Answer
$y=\displaystyle \frac{2-x}{2x-1},\ \ x\displaystyle \lt \frac{1}{2}.$
Work Step by Step
From the parametric equation for x, x varies from $\displaystyle \frac{-1}{-1-1}=\frac{1}{2}$ to $-\infty$ (as t nears 1).
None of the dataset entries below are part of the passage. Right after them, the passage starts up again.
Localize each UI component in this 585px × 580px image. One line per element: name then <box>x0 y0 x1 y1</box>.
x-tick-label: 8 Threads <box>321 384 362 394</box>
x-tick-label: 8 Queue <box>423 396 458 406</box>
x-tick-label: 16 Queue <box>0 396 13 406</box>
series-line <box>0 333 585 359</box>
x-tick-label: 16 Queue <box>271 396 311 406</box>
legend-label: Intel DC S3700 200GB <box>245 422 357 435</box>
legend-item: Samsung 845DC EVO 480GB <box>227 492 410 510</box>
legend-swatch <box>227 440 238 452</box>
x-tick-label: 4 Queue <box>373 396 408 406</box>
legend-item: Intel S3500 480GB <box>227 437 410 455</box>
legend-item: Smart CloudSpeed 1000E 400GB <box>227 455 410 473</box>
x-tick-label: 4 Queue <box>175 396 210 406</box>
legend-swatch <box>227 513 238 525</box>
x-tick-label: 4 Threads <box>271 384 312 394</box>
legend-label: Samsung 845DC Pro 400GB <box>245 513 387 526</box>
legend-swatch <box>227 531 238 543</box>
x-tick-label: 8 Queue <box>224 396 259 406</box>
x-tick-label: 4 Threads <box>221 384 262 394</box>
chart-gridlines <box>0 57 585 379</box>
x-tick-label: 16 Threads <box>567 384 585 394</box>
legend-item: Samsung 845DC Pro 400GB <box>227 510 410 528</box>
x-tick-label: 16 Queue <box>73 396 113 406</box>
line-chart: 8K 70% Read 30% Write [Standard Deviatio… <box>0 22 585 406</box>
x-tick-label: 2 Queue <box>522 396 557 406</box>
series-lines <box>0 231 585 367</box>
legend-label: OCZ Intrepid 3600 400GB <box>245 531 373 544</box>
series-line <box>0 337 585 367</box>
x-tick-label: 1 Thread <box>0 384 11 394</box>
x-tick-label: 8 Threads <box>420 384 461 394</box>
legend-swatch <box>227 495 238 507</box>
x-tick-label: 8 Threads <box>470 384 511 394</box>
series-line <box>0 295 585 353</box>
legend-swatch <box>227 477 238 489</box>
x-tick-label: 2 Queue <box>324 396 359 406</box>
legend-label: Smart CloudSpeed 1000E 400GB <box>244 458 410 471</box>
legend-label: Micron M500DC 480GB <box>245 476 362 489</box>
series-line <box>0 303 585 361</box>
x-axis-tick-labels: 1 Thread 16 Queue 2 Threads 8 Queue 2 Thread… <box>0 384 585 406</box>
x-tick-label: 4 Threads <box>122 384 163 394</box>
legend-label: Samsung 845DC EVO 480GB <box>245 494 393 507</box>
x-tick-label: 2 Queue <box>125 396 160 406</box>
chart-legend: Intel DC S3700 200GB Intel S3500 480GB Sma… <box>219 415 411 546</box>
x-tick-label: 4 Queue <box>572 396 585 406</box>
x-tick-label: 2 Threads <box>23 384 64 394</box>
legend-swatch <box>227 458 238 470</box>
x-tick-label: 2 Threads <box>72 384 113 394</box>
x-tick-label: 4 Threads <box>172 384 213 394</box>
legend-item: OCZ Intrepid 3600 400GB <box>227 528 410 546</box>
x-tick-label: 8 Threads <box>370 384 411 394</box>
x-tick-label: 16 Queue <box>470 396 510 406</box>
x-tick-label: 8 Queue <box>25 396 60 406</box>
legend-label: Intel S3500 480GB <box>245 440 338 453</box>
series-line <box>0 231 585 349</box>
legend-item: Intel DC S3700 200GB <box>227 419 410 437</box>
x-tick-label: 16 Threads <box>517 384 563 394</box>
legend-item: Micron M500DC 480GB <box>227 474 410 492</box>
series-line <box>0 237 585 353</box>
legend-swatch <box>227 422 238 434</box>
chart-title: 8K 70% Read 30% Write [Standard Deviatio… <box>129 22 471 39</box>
So, the restriction on x is $x\displaystyle \lt \frac{1}{2}.$
Express t in terms of x:
$\displaystyle \frac{t}{t-1}=\frac{t-1+1}{t-1}=1+\frac{1}{t-1}$
$x-1=\displaystyle \frac{1}{t-1}$
$t-1=\displaystyle \frac{1}{x-1}$
$t=\displaystyle \frac{1}{x-1}+1=\frac{1+x-1}{1-x}$
$t=\displaystyle \frac{x}{x-1},\quad x\lt \frac{1}{2}.$
Substituting into the parametric equation for y,
$y=\displaystyle \frac{\frac{x}{x-1}-2}{\frac{x}{x-1}+1}=\frac{\frac{x-2(x-1)}{x-1}}{\frac{x+x-1}{x-1}}=\frac{2-x}{2x-1}$
Include the restriction
$ y=\displaystyle \frac{2-x}{2x-1},\ \ x\displaystyle \lt \frac{1}{2}.$
To graph, create a function value table using values for t, in ascending order of t, calculating the x- and y-coordinates of points on the graph.
Plot and join the points obtained with a smooth curve, noting the direction in which t increases.